“La petite boite rouge”
Postface of Vie(s) by Hayat Najm
2011
In French only
H possède une petite boîte rouge, qui ne contient que des objets en noir et blanc, décolorés avec le temps, devenus presque invisibles. Elle les conserve car ils demeurent les indices d’instants passés, conservés dans l’espoir de limiter les dommages causés par une mémoire fissurée, incomplète. H conserve l’objet comme elle préserve le souvenir qui y est rattaché; l’un ne va pas sans l’autre. Chaque fois qu’elle dépose un nouvel objet, elle le fait lentement, le temps de bien comprendre ce qui lui est rattaché, une singularité tirée d’une durée aussi circonscrite. Dans chaque histoire il n’y a pas d’avant ni d’après; chaque instant existe indépendamment du reste du temps. Il y a de ces moments qui sont à la fois tout à fait ordinaires et étonnamment uniques.
H invente ses propres catégories. Dans sa petite boîte, l’orange côtoie les bracelets dorés, la plume de paon est déposée sur la grande robe blanche, et la figurine de l’éléphant se trouve près du petit bouton égaré. La fonction utilitaire de chaque objet n’importe plus. Chacun n’existe plus que pour elle et pour ses histoires. Si elle dit parler de l’amour, de l’attente, de la guerre et de la maladie, elle ne peut classer sa vie ainsi. C’est que parfois l’attente se mêle à la maladie, l’amour à l’attente, la guerre à l’amour, et la guerre à la maladie. Il n’y a pas de simple définition.

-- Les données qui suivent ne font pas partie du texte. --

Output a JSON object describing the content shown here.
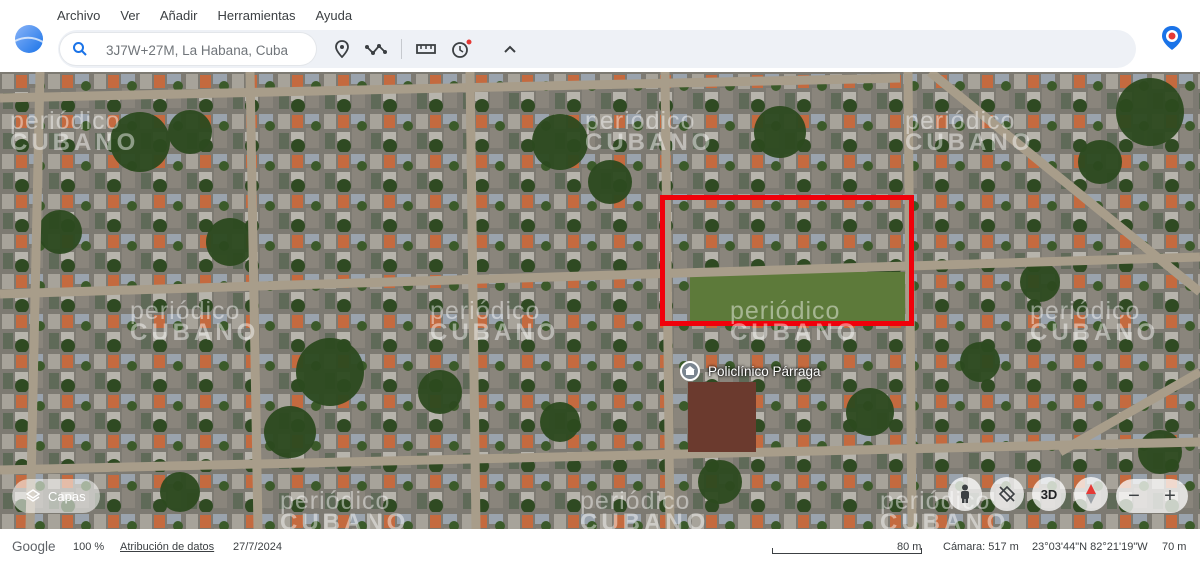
{
  "menu": {
    "items": [
      "Archivo",
      "Ver",
      "Añadir",
      "Herramientas",
      "Ayuda"
    ]
  },
  "search": {
    "value": "3J7W+27M, La Habana, Cuba"
  },
  "toolbar": {
    "icons": [
      "search-icon",
      "place-pin-icon",
      "path-icon",
      "ruler-icon",
      "history-icon",
      "collapse-chevron-icon"
    ]
  },
  "map": {
    "watermark_line1": "periódico",
    "watermark_line2": "CUBANO",
    "poi_label": "Policlínico Párraga",
    "highlight_color": "#f0000a"
  },
  "controls": {
    "layers_label": "Capas",
    "view_3d_label": "3D",
    "zoom_out": "−",
    "zoom_in": "+"
  },
  "status": {
    "brand": "Google",
    "zoom": "100 %",
    "attribution": "Atribución de datos",
    "date": "27/7/2024",
    "scale": "80 m",
    "camera": "Cámara: 517 m",
    "coords": "23°03'44\"N 82°21'19\"W",
    "elevation": "70 m"
  }
}
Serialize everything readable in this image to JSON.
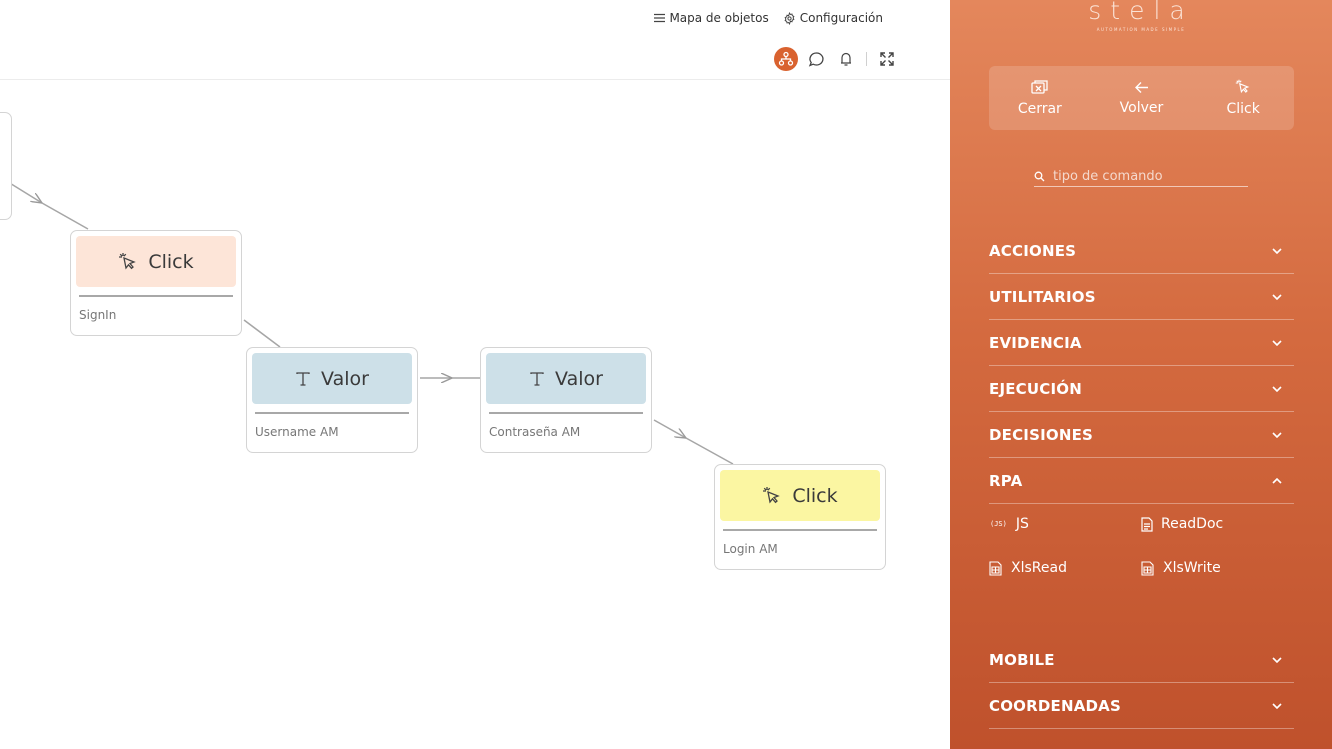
{
  "canvas": {
    "links": {
      "object_map": "Mapa de objetos",
      "settings": "Configuración"
    },
    "nodes": [
      {
        "title": "Click",
        "caption": "SignIn",
        "color": "#fde5d8"
      },
      {
        "title": "Valor",
        "caption": "Username AM",
        "color": "#cde0e8"
      },
      {
        "title": "Valor",
        "caption": "Contraseña AM",
        "color": "#cde0e8"
      },
      {
        "title": "Click",
        "caption": "Login AM",
        "color": "#fbf6a2"
      }
    ],
    "active_tool_color": "#d9622f"
  },
  "panel": {
    "brand": "stela",
    "tagline": "AUTOMATION MADE SIMPLE",
    "quick_actions": [
      "Cerrar",
      "Volver",
      "Click"
    ],
    "search_placeholder": "tipo de comando",
    "categories": [
      {
        "label": "ACCIONES",
        "expanded": false
      },
      {
        "label": "UTILITARIOS",
        "expanded": false
      },
      {
        "label": "EVIDENCIA",
        "expanded": false
      },
      {
        "label": "EJECUCIÓN",
        "expanded": false
      },
      {
        "label": "DECISIONES",
        "expanded": false
      },
      {
        "label": "RPA",
        "expanded": true
      },
      {
        "label": "MOBILE",
        "expanded": false
      },
      {
        "label": "COORDENADAS",
        "expanded": false
      }
    ],
    "rpa_items": [
      "JS",
      "ReadDoc",
      "XlsRead",
      "XlsWrite"
    ],
    "js_badge": "JS",
    "colors": {
      "gradient_top": "#e4875c",
      "gradient_bottom": "#bf512c"
    }
  }
}
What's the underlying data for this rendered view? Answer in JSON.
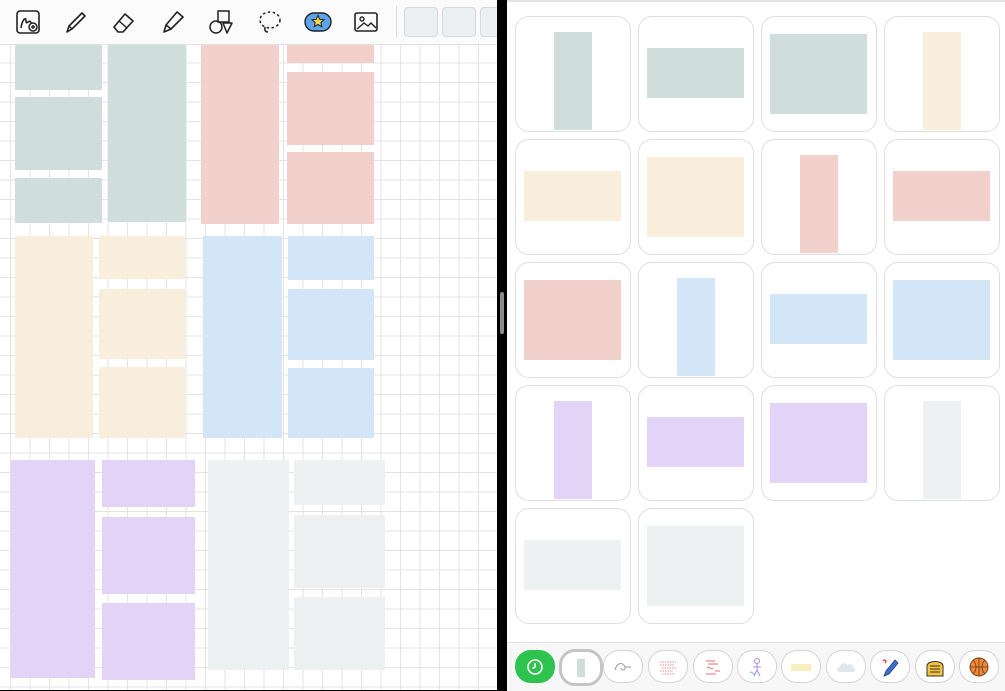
{
  "colors": {
    "green": "#cfdeda",
    "red": "#f2d1cd",
    "yellow": "#f9eedb",
    "blue": "#d2e6f8",
    "purple": "#e3d3f7",
    "gray": "#eef1f2",
    "recent_bg": "#2ec24e"
  },
  "toolbar": {
    "tools": [
      "lasso-draw-icon",
      "pen-icon",
      "eraser-icon",
      "highlighter-icon",
      "shapes-icon",
      "lasso-select-icon",
      "sticker-icon",
      "image-icon"
    ],
    "active_tool": "sticker-icon"
  },
  "canvas": {
    "notes": [
      {
        "color": "green"
      },
      {
        "color": "green"
      },
      {
        "color": "green"
      },
      {
        "color": "green"
      },
      {
        "color": "red"
      },
      {
        "color": "red"
      },
      {
        "color": "red"
      },
      {
        "color": "red"
      },
      {
        "color": "yellow"
      },
      {
        "color": "yellow"
      },
      {
        "color": "yellow"
      },
      {
        "color": "yellow"
      },
      {
        "color": "blue"
      },
      {
        "color": "blue"
      },
      {
        "color": "blue"
      },
      {
        "color": "blue"
      },
      {
        "color": "purple"
      },
      {
        "color": "purple"
      },
      {
        "color": "purple"
      },
      {
        "color": "purple"
      },
      {
        "color": "gray"
      },
      {
        "color": "gray"
      },
      {
        "color": "gray"
      },
      {
        "color": "gray"
      }
    ]
  },
  "library": {
    "stickers": [
      {
        "color": "green",
        "shape": "tall"
      },
      {
        "color": "green",
        "shape": "wide"
      },
      {
        "color": "green",
        "shape": "square"
      },
      {
        "color": "yellow",
        "shape": "tall"
      },
      {
        "color": "yellow",
        "shape": "wide"
      },
      {
        "color": "yellow",
        "shape": "square"
      },
      {
        "color": "red",
        "shape": "tall"
      },
      {
        "color": "red",
        "shape": "wide"
      },
      {
        "color": "red",
        "shape": "square"
      },
      {
        "color": "blue",
        "shape": "tall"
      },
      {
        "color": "blue",
        "shape": "wide"
      },
      {
        "color": "blue",
        "shape": "square"
      },
      {
        "color": "purple",
        "shape": "tall"
      },
      {
        "color": "purple",
        "shape": "wide"
      },
      {
        "color": "purple",
        "shape": "square"
      },
      {
        "color": "gray",
        "shape": "tall"
      },
      {
        "color": "gray",
        "shape": "wide"
      },
      {
        "color": "gray",
        "shape": "square"
      }
    ]
  },
  "sticker_categories": {
    "items": [
      "recent-clock-icon",
      "sticky-notes-category-icon",
      "line-doodle-category-icon",
      "red-notes-category-icon",
      "red-doodles-category-icon",
      "purple-figure-category-icon",
      "yellow-tape-category-icon",
      "cloud-category-icon",
      "pen-sticker-category-icon",
      "yellow-badge-category-icon",
      "basketball-category-icon"
    ],
    "selected": "sticky-notes-category-icon"
  }
}
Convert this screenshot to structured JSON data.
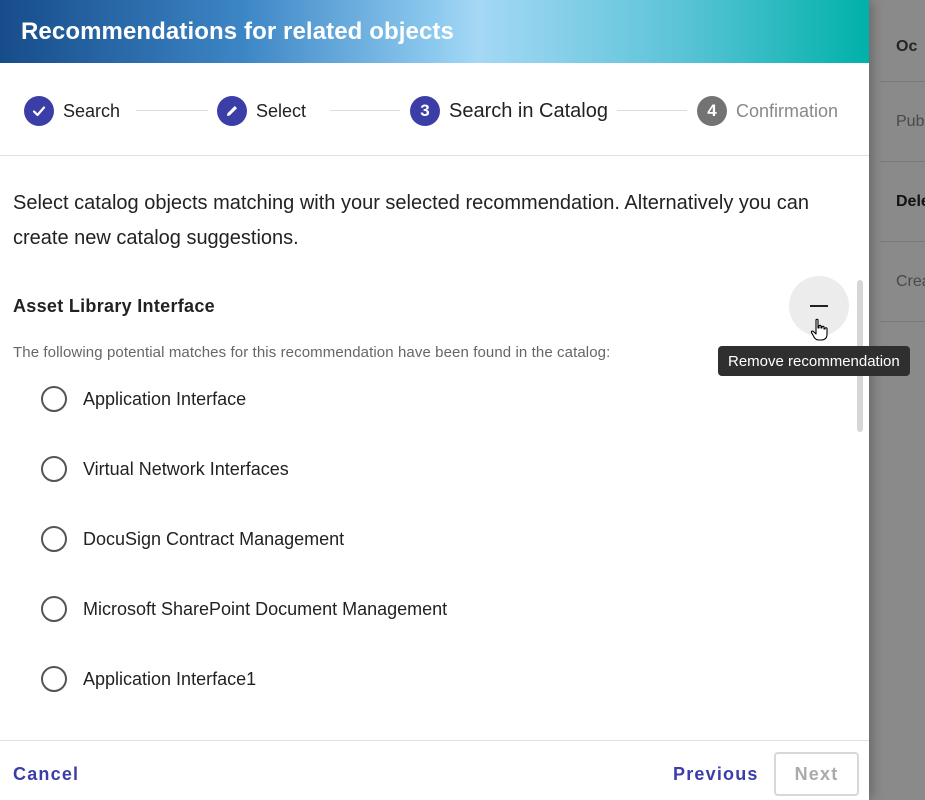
{
  "background": {
    "rows": [
      "Oc",
      "Pub",
      "Dele",
      "Crea"
    ]
  },
  "dialog": {
    "title": "Recommendations for related objects",
    "stepper": {
      "steps": [
        {
          "label": "Search",
          "state": "done",
          "icon": "check-icon"
        },
        {
          "label": "Select",
          "state": "done",
          "icon": "pencil-icon"
        },
        {
          "label": "Search in Catalog",
          "state": "active",
          "number": "3"
        },
        {
          "label": "Confirmation",
          "state": "inactive",
          "number": "4"
        }
      ]
    },
    "intro": "Select catalog objects matching with your selected recommendation. Alternatively you can create new catalog suggestions.",
    "section": {
      "title": "Asset Library Interface",
      "remove_icon": "minus-icon",
      "tooltip": "Remove recommendation",
      "hint": "The following potential matches for this recommendation have been found in the catalog:",
      "options": [
        "Application Interface",
        "Virtual Network Interfaces",
        "DocuSign Contract Management",
        "Microsoft SharePoint Document Management",
        "Application Interface1"
      ]
    },
    "footer": {
      "cancel_label": "Cancel",
      "previous_label": "Previous",
      "next_label": "Next"
    }
  },
  "colors": {
    "accent": "#3c3ea8",
    "inactive_step": "#737373",
    "tooltip_bg": "#2f2f2f"
  }
}
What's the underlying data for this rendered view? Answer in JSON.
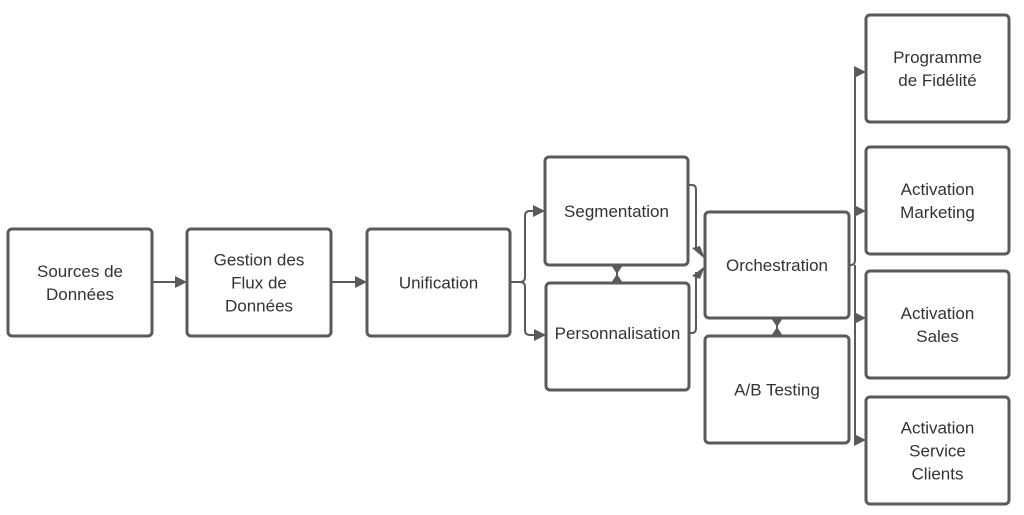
{
  "diagram": {
    "colors": {
      "stroke": "#5a5a5a",
      "text": "#333333",
      "background": "#ffffff"
    },
    "nodes": [
      {
        "id": "sources",
        "lines": [
          "Sources de",
          "Données"
        ]
      },
      {
        "id": "gestion",
        "lines": [
          "Gestion des",
          "Flux de",
          "Données"
        ]
      },
      {
        "id": "unification",
        "lines": [
          "Unification"
        ]
      },
      {
        "id": "segmentation",
        "lines": [
          "Segmentation"
        ]
      },
      {
        "id": "personnalisation",
        "lines": [
          "Personnalisation"
        ]
      },
      {
        "id": "orchestration",
        "lines": [
          "Orchestration"
        ]
      },
      {
        "id": "abtesting",
        "lines": [
          "A/B Testing"
        ]
      },
      {
        "id": "fidelite",
        "lines": [
          "Programme",
          "de Fidélité"
        ]
      },
      {
        "id": "marketing",
        "lines": [
          "Activation",
          "Marketing"
        ]
      },
      {
        "id": "sales",
        "lines": [
          "Activation",
          "Sales"
        ]
      },
      {
        "id": "service",
        "lines": [
          "Activation",
          "Service",
          "Clients"
        ]
      }
    ],
    "edges": [
      {
        "from": "sources",
        "to": "gestion",
        "type": "arrow"
      },
      {
        "from": "gestion",
        "to": "unification",
        "type": "arrow"
      },
      {
        "from": "unification",
        "to": "segmentation",
        "type": "arrow"
      },
      {
        "from": "unification",
        "to": "personnalisation",
        "type": "arrow"
      },
      {
        "from": "segmentation",
        "to": "personnalisation",
        "type": "bidirectional"
      },
      {
        "from": "segmentation",
        "to": "orchestration",
        "type": "arrow"
      },
      {
        "from": "personnalisation",
        "to": "orchestration",
        "type": "arrow"
      },
      {
        "from": "orchestration",
        "to": "abtesting",
        "type": "bidirectional"
      },
      {
        "from": "orchestration",
        "to": "fidelite",
        "type": "arrow"
      },
      {
        "from": "orchestration",
        "to": "marketing",
        "type": "arrow"
      },
      {
        "from": "orchestration",
        "to": "sales",
        "type": "arrow"
      },
      {
        "from": "orchestration",
        "to": "service",
        "type": "arrow"
      }
    ]
  }
}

Souvent seule, elle contemple ou regrette le temps qui passe, elle scrute les moments extraordinaires ou les banalités. Ceux qui entrent dans ses histoires ne sont que de passage, pour temporairement déranger son calme en perçant la bulle qui l’enveloppe. Puis déjà ils partent, pour ne revenir que rarement. C’est toutefois dans ses moments de solitude que l’on peut se rapprocher, que son espace se laisse envahir. Comme la distance qui existe entre les deux terres qui partagent sa présence, il en existe une entre elle et ceux qui écoutent ses histoires. S’il s’agit d’une distance réelle, elle est aussi abstraite, car on se sent toujours plus près qu’on ne l’est vraiment.
C’est toujours dans une lenteur discrète que ses anecdotes sont tracées. Elles sont intimes, mais jamais hermétiques. Les vides qu’elle laisse au passage invitent à l’imagination, à l’entrée de nouveaux personnages dans les grands espaces blancs. Ses inimitables histoires, elles s’échappent, se dissipent, pour exister hors d’elle. H les désire à la fois récit d’elle et d’étrangers; c’est parce qu’il n’y a pas qu’elle qui calcule le temps, qui aime et qui a peur. Le contenu de la petite boîte rouge, ce sont des fragments de vie(s) inachevés. H les collecte pour se rappeler, pour les raconter, et pour mieux les laisser vivre ensuite.